Wendy duduk di depan meja belajarnya sambil ditemani beberapa buku pelajaran dan cemilan di hadapannya.
Sebentar lagi dia akan melaksanakan Ujian Nasional. Impiannya untuk bersekolah di sekolah favorit Bandung tinggal sebentar lagi. Wendy menghela nafas berat dan beristirahat dari aktivitasnya lalu menghadap ke langit-langit kamarnya.
"Hahhh... sedikit lagi, aku pasti bisa" dia berusaha meyakinkan dirinya.
Wendy dari dulu memang berniat untuk bersekolah di sekolah yang sama dengan Cantika. Sahabat baiknya dari kecil tersebut.
"Cantika lagi apa ya? Apa aku telfon saja?" Wendy mengambil benda pipih yang berada di sampingnya.
Tuttt... tuttt...
Tak ada jawaban.
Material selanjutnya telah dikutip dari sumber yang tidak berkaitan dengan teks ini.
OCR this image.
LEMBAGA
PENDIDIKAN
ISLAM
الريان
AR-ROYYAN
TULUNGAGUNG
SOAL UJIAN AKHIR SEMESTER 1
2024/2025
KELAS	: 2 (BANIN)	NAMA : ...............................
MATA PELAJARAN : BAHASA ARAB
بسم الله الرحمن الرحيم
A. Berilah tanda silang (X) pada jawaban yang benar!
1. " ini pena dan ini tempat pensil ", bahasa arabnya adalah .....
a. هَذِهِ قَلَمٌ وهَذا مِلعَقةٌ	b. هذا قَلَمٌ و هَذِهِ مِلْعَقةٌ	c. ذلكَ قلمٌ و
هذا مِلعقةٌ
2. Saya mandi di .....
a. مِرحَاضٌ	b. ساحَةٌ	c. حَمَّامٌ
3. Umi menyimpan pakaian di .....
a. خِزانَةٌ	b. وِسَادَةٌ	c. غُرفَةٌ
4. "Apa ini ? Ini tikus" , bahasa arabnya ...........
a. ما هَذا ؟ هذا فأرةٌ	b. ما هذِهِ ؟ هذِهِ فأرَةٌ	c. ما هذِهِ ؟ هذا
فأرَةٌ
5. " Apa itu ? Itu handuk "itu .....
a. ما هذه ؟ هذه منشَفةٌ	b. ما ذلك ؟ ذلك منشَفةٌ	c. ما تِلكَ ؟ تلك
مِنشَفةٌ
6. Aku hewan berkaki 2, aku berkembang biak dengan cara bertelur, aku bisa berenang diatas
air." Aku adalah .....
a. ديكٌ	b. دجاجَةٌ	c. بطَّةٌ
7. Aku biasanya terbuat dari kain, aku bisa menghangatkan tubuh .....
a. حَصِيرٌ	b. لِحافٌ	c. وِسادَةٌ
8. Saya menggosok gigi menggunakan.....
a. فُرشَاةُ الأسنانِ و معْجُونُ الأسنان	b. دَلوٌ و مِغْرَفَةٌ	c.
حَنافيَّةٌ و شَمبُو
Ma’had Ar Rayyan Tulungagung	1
Dia mengulangnya sekali lagi namun hasilnya tetap sama saja. Tidak ada balasan dari seberang.
***
Keesokan paginya, Wendy berangkat ke sekolah bersama Mr.Bil seperti biasa. Di atas mobilpun dia masih tetap membaca buku pelajarannya. Sampai akhirnya Mr. Bil khawatir kalau Wendy jadi memaksakan dirinya.
"Mata kamu gak capek, Nak? Papa lihat beberapa hari ini kamu selalu membaca buku." Tanya Mr. Bil kepada Wendy.
"Wendy gak capek kok pa, ya kadang-kadang Wendy agak sedikit pusing karna terlalu banyak membaca"
"Usaha itu penting, tapi kamu harus sayang juga sama diri kamu."
"Jangan sampai mata kamu rusak. Nanti kalau matanya minus susah loh buat cari kerja."
"Katanya kamu ingin bekerja di instansi Penerbangan, sayang." Ucap Mr. Bill sambil mengelus rambut Wendy.
"Papa tenang aja, aku juga gak bakalan kelewat batas kok, Pa." Wendy tersenyum sambil terlihat berusaha meyakinkan Mr. Bill.
"Nah sudah sampai, kamu hati-hati ya, nak. Nanti kalau ada apa-apa kamu hubungi saja Papa."
Setelah berpamitan pada Mr. Bill, Wendy terlihat berlari kecil ke dalam sekolah. Karena, 5 menit lagi bell sekolah akan berbunyi.
***
"Taraaa..."
Suara teriakan itu memecah keheningan rumah. Lilian, ibunda Arga Dirgantara yang sedang membangunkan putra semata wayangnya yang enggan bangkit dari ranjangnya untuk mandi dan bersiap kesekolah.
Memang sudah menjadi ritual setiap pagi di rumah itu. Bahkan tetangga pun sudah maklum dibuatnya.
"Masih blom bangun Mama siram nih ya?"
"Iyahh mahhh, Tara udah bangun. Tiap hari gabosen-bosen teriak-teriak begitu, dikira dihutan apa yah"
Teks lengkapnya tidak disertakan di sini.